「大国ロシアの存在誇示戦略」を展開してきたプーチン大統領
米国にとって死活的に重要な地域は、欧州、西太平洋、ペルシャ湾であるが、この3つの地域においてロシア、中国、イランおよびイスラム過激主義集団などがルールに基づく秩序を無視した行動を繰り返していて、米国は困難な対応を余儀なくされている。
本稿においては、欧州や中東においてトラブルメーカーとなっているロシアで起こっている大きな変化に焦点を当てた考察を実施したい。
ウラジーミル・プーチン大統領は、攻撃的な対外政策―私の表現としては「大国ロシアの存在誇示戦略」―を展開してきた。
プーチン大統領の決断や行動の根底には、ソ連崩壊直後から味わってきた欧米諸国に対する屈辱感がある。冷戦時代におけるソ連は、米国とソ連の2極構造の中で大国としての存在感を思う存分発揮してきた。
しかし、冷戦に敗北し、ソ連の崩壊を受けてロシアが誕生したが、そのロシアは、欧米諸国から軽く見られ、かつて存在感のあった大国ロシアの面影をなくしてしまった。愛国者プーチン氏にとっては、大国ロシアの復活は最優先の課題であった。
彼が選択したのは強いロシアの復活であり、2012年の大統領再選以降、急速に国防費を増加させ、軍の増強を図ってきた。
当時の原油価格上昇の追い風にも助けられ、ロシア軍の増強には目を見張るものがあり、その軍事力を背景として彼の「大国ロシアの存在誇示戦略」が展開されてきた。例えば、2008年のジョージア侵攻、2014年のクリミア併合に引き続き、ロシア周辺地域(バルト3国、ポーランドなど)でNATO(北大西洋条約機構)加盟国に脅威を与えている。
また、シリアにまで戦力を派遣し、中東におけるロシアの権益を保護するとともに大国としての存在感を誇示している。
しかしながら、次々と攻撃的な対外政策をとってきたプーチン大統領の戦略にも限界が見えてきた。ロシアの軍事力は、2015年をピークとして右肩下がりの可能性が高くなってきたのだ。
冷戦時代のソ連は、その経済規模に不釣り合いな軍事力の増強を推進し、国家自体が崩壊してしまったが、現在のロシアも似たような道を歩んでいるように思えてならない。

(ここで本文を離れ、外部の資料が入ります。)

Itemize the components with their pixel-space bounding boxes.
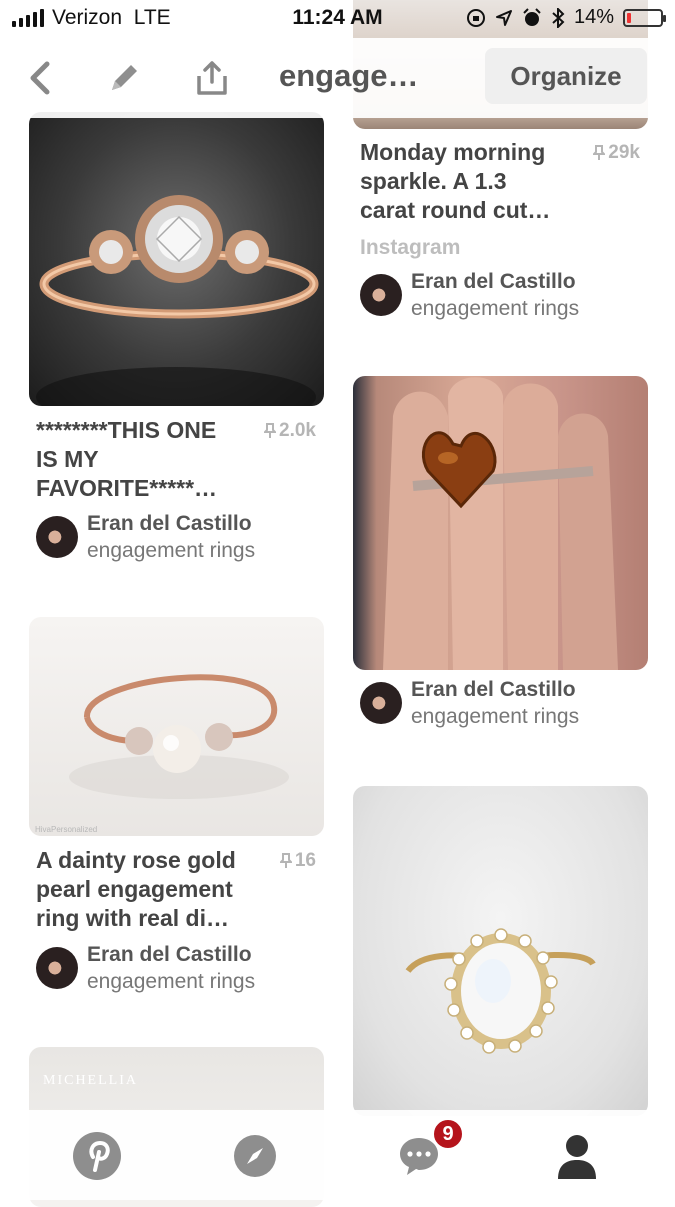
pin-image[interactable] bbox=[29, 112, 324, 406]
pin-attribution[interactable]: Eran del Castillo engagement rings bbox=[360, 678, 640, 728]
pin-image[interactable] bbox=[353, 376, 648, 670]
pin-source[interactable]: Instagram bbox=[360, 236, 460, 260]
pin-save-count: 2.0k bbox=[264, 420, 316, 442]
avatar[interactable] bbox=[360, 682, 402, 724]
avatar[interactable] bbox=[36, 516, 78, 558]
battery-icon bbox=[623, 8, 666, 27]
board-header: engage… Organize bbox=[0, 38, 675, 118]
pinner-name[interactable]: Eran del Castillo bbox=[411, 678, 576, 702]
pin-image[interactable] bbox=[353, 786, 648, 1116]
chevron-left-icon bbox=[30, 61, 50, 95]
heart-ring-image bbox=[383, 377, 618, 670]
opal-ring-image bbox=[405, 928, 596, 1054]
pinner-name[interactable]: Eran del Castillo bbox=[87, 512, 252, 536]
location-icon bbox=[495, 9, 512, 26]
save-count-text: 29k bbox=[608, 142, 640, 163]
pin-save-count: 29k bbox=[593, 142, 640, 164]
pinner-name[interactable]: Eran del Castillo bbox=[87, 943, 252, 967]
save-count-text: 2.0k bbox=[279, 420, 316, 441]
pin-attribution[interactable]: Eran del Castillo engagement rings bbox=[36, 943, 316, 993]
orientation-lock-icon bbox=[466, 8, 485, 27]
compass-icon bbox=[234, 1135, 276, 1177]
share-button[interactable] bbox=[190, 56, 234, 100]
pin-description: A dainty rose gold pearl engagement ring… bbox=[36, 847, 236, 931]
avatar[interactable] bbox=[360, 274, 402, 316]
nav-explore[interactable] bbox=[227, 1128, 283, 1184]
pin-icon bbox=[264, 423, 277, 438]
status-bar: Verizon LTE 11:24 AM 14% bbox=[0, 0, 675, 38]
pearl-ring-image: HivaPersonalized bbox=[35, 674, 289, 834]
pin-icon bbox=[279, 853, 292, 868]
board-name[interactable]: engagement rings bbox=[87, 970, 255, 994]
pin-save-count: 16 bbox=[279, 850, 316, 872]
save-count-text: 16 bbox=[294, 850, 316, 871]
board-name[interactable]: engagement rings bbox=[411, 297, 579, 321]
diamond-ring-image bbox=[36, 195, 319, 406]
avatar[interactable] bbox=[36, 947, 78, 989]
nav-home[interactable] bbox=[69, 1128, 125, 1184]
alarm-icon bbox=[523, 7, 541, 26]
board-name[interactable]: engagement rings bbox=[87, 539, 255, 563]
share-icon bbox=[197, 61, 227, 95]
status-icons: 14% bbox=[466, 6, 666, 29]
bottom-nav: 9 bbox=[0, 1110, 675, 1200]
pinterest-logo-icon bbox=[73, 1132, 121, 1180]
pin-description: Monday morning sparkle. A 1.3 carat roun… bbox=[360, 139, 551, 223]
edit-button[interactable] bbox=[102, 56, 146, 100]
organize-button[interactable]: Organize bbox=[485, 48, 647, 104]
pinner-name[interactable]: Eran del Castillo bbox=[411, 270, 576, 294]
pin-attribution[interactable]: Eran del Castillo engagement rings bbox=[360, 270, 640, 320]
profile-icon bbox=[558, 1135, 596, 1179]
pin-description: ********THIS ONE IS MY FAVORITE*****… bbox=[36, 417, 218, 501]
board-name[interactable]: engagement rings bbox=[411, 705, 579, 729]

プーチン大統領の急速な国防費の増大を背景とした戦略により、ロシアが軍事大国であることを世界に誇示することができたし、世界の諸問題の解決にロシアは無視することができない存在であることも世界が受け入れたと思う。
しかし、ロシアのGDP(国内総生産)は、各種資料によると、米国、中国、日本に劣るのみならず、世界10位前後にまで落ちてしまった。
経済力で米国や中国に圧倒的に劣るロシアが、大国としての存在感を誇示し得たのは、急速な軍事力の増強とその軍事力を効果的に使うプーチン大統領の巧みな戦略に負うところが大きい。
しかしロシア経済の低迷のために、ロシア軍事力の低下は始まっているのだ。プーチン氏の「大国ロシアの存在誇示戦略」の限界が見えてきた。
2015年をピークにロシアの軍事費の減少が始まる
豪州戦略政策研究所(ASPI*1)の研究者であるジャメス・マグ(James Mugg)は、ロシアの国防費に関するリポート*2の中で図1「ロシアの国防支出」を提示し、ロシアの国防費が2015年をピークとして右肩下がりになると予想している。
今年10月、ロシアの財務大臣は、国防費を2018年までに12%削減すると発表した。その発表を受けて作成されたのが図1である。折れ線グラフは国防費の額で棒グラフは国防費の対GDP比である。
ロシアの国防費はジョージア侵攻を開始した2012年頃から急激に増加し、2014年のクリミア併合を受けて2015年にピークを迎えた。しかし、国防費も対GDP比も2015年をピークに徐々に低下する予想である。